Hello everyone tonight:

Just to correct my post above the tree that I said was 200 years old, when I reviewed my notes the entry should have read as follows-- "it was estimated to be 500 years old"-- this tree stood in Moulinette one of the small towns that was inundated due to the flooding. A slice of this tree was preserved at UCV and it was 6 feet across the section.

There were 22 graveyards affected most of the remains were left except those that the families wished removed, the stones were all removed and the site was cemented over to contain everything.

22 churches were situated in the way of the project only 2 churches were removed to higher ground.

5 villages were erased from the map of Ontario, 2 other town lost most or a greater portion of their locality.

The new rail line was 40 miles long, and the new scenic road was 30 miles in length.

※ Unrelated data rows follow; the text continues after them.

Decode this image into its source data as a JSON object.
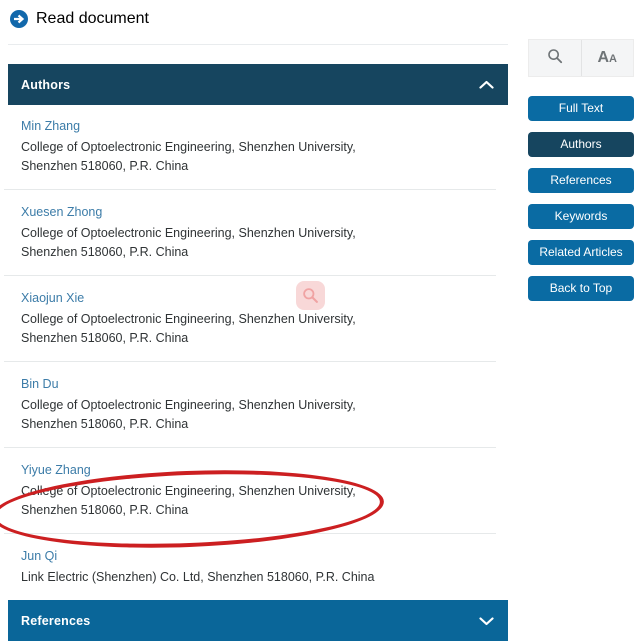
{
  "top_link": {
    "label": "Read document",
    "icon": "circle-arrow-right-icon"
  },
  "sections": {
    "authors": {
      "title": "Authors",
      "state": "expanded",
      "chevron": "chevron-up-icon"
    },
    "references": {
      "title": "References",
      "state": "collapsed",
      "chevron": "chevron-down-icon"
    }
  },
  "authors": [
    {
      "name": "Min Zhang",
      "affiliation": "College of Optoelectronic Engineering, Shenzhen University, Shenzhen 518060, P.R. China"
    },
    {
      "name": "Xuesen Zhong",
      "affiliation": "College of Optoelectronic Engineering, Shenzhen University, Shenzhen 518060, P.R. China"
    },
    {
      "name": "Xiaojun Xie",
      "affiliation": "College of Optoelectronic Engineering, Shenzhen University, Shenzhen 518060, P.R. China"
    },
    {
      "name": "Bin Du",
      "affiliation": "College of Optoelectronic Engineering, Shenzhen University, Shenzhen 518060, P.R. China"
    },
    {
      "name": "Yiyue Zhang",
      "affiliation": "College of Optoelectronic Engineering, Shenzhen University, Shenzhen 518060, P.R. China"
    },
    {
      "name": "Jun Qi",
      "affiliation": "Link Electric (Shenzhen) Co. Ltd, Shenzhen 518060, P.R. China"
    }
  ],
  "sidebar": {
    "view_tools": [
      {
        "name": "search-icon",
        "label": ""
      },
      {
        "name": "font-size-icon",
        "big": "A",
        "small": "A"
      }
    ],
    "nav_buttons": [
      {
        "label": "Full Text",
        "active": false
      },
      {
        "label": "Authors",
        "active": true
      },
      {
        "label": "References",
        "active": false
      },
      {
        "label": "Keywords",
        "active": false
      },
      {
        "label": "Related Articles",
        "active": false
      },
      {
        "label": "Back to Top",
        "active": false
      }
    ]
  },
  "annotations": {
    "highlight_ellipse": {
      "shape": "ellipse",
      "color": "#cc1f21",
      "targets": "Jun Qi / Link Electric (Shenzhen) Co. Ltd, Shenzhen 518060, P.R. China"
    },
    "click_indicator": {
      "icon": "magnifier-cursor-icon",
      "color": "#e57373"
    }
  },
  "colors": {
    "navy": "#16455f",
    "blue": "#0a6699",
    "button_blue": "#0a6ba3",
    "link_blue": "#3c7ca8",
    "annotation_red": "#cc1f21"
  }
}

Some interesting information on the St. Lawrence river was noted as follows:

There was a drop of 92 feet from Lake Ontario to Cornwall about 80 feet was contained in the 21 miles directly in front of the new power house at Cornwall

The river itself is considered to be one of the most dependable rivers in the world and by this I mean the following: its maximum flow is only twice its minimum, by comparison its close neighbour the Ottawa river is 12 times.

The land expropriated to make way for the flooding was 225 farms, most of which had been in the same family names since the 1784 settlement, 22000 acres of land on the Canadian side, and 18000 acres on th US side. 500 summer cottages, 3,600 acres of trees from forests to fruit farms, fences, and yards

The project started in August of 1954 and the head pond flooding started on July 1 1958, power generation began immediately there were 32 huge generators, producing 1, 880,000 kilowats of power, each turbine producing approx 75,000 horsepower

I hope that I am not boring you TFer's but this is just I thought a nice bit of forgotten history something like those that fought and lost their lives in the many wars of our world~!

According to the many scuba divers that probe the depths of the St Lawrence it is an erie spectacle to see the streets and house basements still preserved underwater at those ghostly locations.